When I was a puppy, I entertained you with my antics and made you laugh. You called me your child, and despite several chewed shoes and a few murdered pillows, I became your best friend.

Whenever I was naughty, you'd wag your finger at me and ask How can you? but then we'd have fun together.

My education took a little longer than expected, because you were terribly busy, but we worked at it together.

I remember those nights when I'd snoop in bed and listen to your secret confidences and dreams, and I thought life couldn't get any more perfect. We went for long walks and runs in the park, car rides, ice cream stops (I only got the cone because ice cream is bad for dogs, as you said), and I would take long naps in the sun waiting for you to come home.

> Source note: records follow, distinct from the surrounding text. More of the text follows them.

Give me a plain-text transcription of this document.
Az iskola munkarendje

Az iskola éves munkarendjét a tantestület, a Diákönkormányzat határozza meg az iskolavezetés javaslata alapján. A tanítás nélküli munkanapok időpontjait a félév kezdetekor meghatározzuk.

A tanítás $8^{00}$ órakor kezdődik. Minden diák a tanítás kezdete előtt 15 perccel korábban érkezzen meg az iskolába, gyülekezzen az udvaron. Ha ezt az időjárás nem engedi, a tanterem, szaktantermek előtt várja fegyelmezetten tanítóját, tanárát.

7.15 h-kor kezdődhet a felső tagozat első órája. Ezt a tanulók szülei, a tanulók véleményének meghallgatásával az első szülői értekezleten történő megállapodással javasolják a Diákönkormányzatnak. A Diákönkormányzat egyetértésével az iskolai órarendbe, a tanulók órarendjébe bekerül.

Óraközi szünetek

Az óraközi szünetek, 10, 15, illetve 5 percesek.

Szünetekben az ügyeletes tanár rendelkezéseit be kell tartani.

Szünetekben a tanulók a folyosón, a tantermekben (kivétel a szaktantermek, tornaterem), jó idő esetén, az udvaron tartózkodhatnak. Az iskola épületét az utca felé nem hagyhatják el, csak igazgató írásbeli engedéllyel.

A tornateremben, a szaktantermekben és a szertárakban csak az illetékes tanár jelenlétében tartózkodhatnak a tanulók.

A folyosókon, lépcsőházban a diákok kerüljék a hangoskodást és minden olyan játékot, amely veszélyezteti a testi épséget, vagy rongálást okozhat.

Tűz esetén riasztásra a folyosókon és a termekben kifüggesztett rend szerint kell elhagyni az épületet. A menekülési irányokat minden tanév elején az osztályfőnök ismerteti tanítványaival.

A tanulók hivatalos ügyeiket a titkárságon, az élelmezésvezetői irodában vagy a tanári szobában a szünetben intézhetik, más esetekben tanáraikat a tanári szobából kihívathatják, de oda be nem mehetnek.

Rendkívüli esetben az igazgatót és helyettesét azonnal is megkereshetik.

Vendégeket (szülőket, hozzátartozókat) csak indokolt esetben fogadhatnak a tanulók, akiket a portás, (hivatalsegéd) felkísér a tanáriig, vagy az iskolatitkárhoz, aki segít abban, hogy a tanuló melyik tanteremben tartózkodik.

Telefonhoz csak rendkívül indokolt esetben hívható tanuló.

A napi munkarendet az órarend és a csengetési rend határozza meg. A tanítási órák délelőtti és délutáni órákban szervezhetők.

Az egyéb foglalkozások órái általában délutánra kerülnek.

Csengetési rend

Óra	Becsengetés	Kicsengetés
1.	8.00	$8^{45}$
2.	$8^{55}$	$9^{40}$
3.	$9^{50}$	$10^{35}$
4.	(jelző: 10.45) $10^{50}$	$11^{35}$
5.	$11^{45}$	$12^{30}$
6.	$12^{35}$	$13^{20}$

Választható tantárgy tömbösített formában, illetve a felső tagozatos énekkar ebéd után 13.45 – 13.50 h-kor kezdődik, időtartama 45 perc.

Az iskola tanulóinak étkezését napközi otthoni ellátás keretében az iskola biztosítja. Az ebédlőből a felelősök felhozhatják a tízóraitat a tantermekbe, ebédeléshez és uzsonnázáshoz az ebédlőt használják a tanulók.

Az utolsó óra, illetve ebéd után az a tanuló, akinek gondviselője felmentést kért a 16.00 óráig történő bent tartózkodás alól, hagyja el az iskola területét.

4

Gradually, you started spending more time at work and focusing on your career, and more time looking for a human companion. I waited patiently for you, consoled you after every heartbreak and disappointment, never berated you about bad decisions, and frolicked with joy when you returned home, and then you fell in love.

She, now your wife, is not a dog person but I welcomed her into our home, tried to show her affection, and obeyed her.

I was happy because you were happy.

Then the human babies arrived and I shared your excitement. I was fascinated by their pink color, their smell, and I wanted to doll them up too.

Only you worried that I might hurt them, and I spent most of my time banished to another room or a kennel.

Oh, how I wanted to love them, but I became a prisoner of love.

As they began to grow, I became their friend.

They clung to my fur and stood up on their wobbly legs, pushed their fingers into my eyes, searched my ears, and gave me kisses on the nose.

I loved everything about them and their caresses (because yours were now so infrequent) and would have defended them with my life if need be. I'd go to their beds and listen to their secret worries and dreams, and together we'd wait for the sound of your car in the driveway.

There was a time when others would ask you if you had a dog and you'd ask for a picture of me in your wallet and tell them stories about me. In recent years, you'd just say yes and change the subject.

I went from being your dog to just a dog, and you took offense at every expense to me.

Now you have a new career opportunity in another city, and you're moving to an apartment that doesn't allow pets.

You made the right choice for your family, but there was a time when I was your only family.

I was excited about the car ride until we arrived at the animal shelter. It smelled of dogs and cats, fear, desperation.

You filled out the paperwork and said I know you'll find a good home for her. They shrugged and gave you a saddened look. They understand the reality that faces a dog between two ages, even one with papers.

You had to force your son's fingers to untie them from my collar and he screamed No, Dad! Please don't let them take my dog! And I worried for him, what lessons had you just taught him about friendship and loyalty, about love and responsibility, and about respect for all life. You gave me a goodbye-caress on the head, avoided my eyes, and refused to take my necklace with you. After you left, the two nice ladies said you probably knew about your departure months ago and did nothing to find me another good home. They shook their heads and said How can that be?

They are as attentive to us here in the shelter as their busy schedules allow.

They feed us, of course, but I lost my appetite several days ago. At first, every time someone passed by my cage, I'd hurry up and hope it was you, that you'd changed your mind, that it was just a bad dream... or I'd at least hope it was someone who cared about me and could save me.

When I realized I couldn't compete with the other puppies frolicking for attention, I retreated to a corner of the cage and waited.

I heard her footsteps as she approached me at the end of the day, and tramped down the aisle to a separate room.

A fortunately quiet room. She placed me on the table and rubbed my ears, and told me not to worry. My heart pounded in anticipation of what was to come, but there was also a sense of relief.

The prisoner of love had survived the days. As is my nature, I worried more about her. The burden she carries weighs heavily on her, and I know it, the same way I know your mood every day. She placed a chain gently around my front paw and a tear rolled down her cheek. I licked her hand the same way I comforted you so many years ago. She slipped the hypodermic needle deftly into my vein. When I felt the sting and liquid spread through my body, I dozed off, examined her with my kind eyes and murmured How could you? Maybe because she understood my language, she said I'm so sorry.

She hugged me, and hastily explained that it was her job to make sure I went to a better place where I wouldn't be ignored or abused or abandoned, or have to provide for myself, a place filled with love and light very different from this place.

And with my last energies, I tried to transport myself to her and explain with a thud of my tail that my How could you? was not directed at her.

It was you, My Beloved Master, I was thinking of. I will think of you and wait for you forever. May everyone in your life continue to show you such loyalty.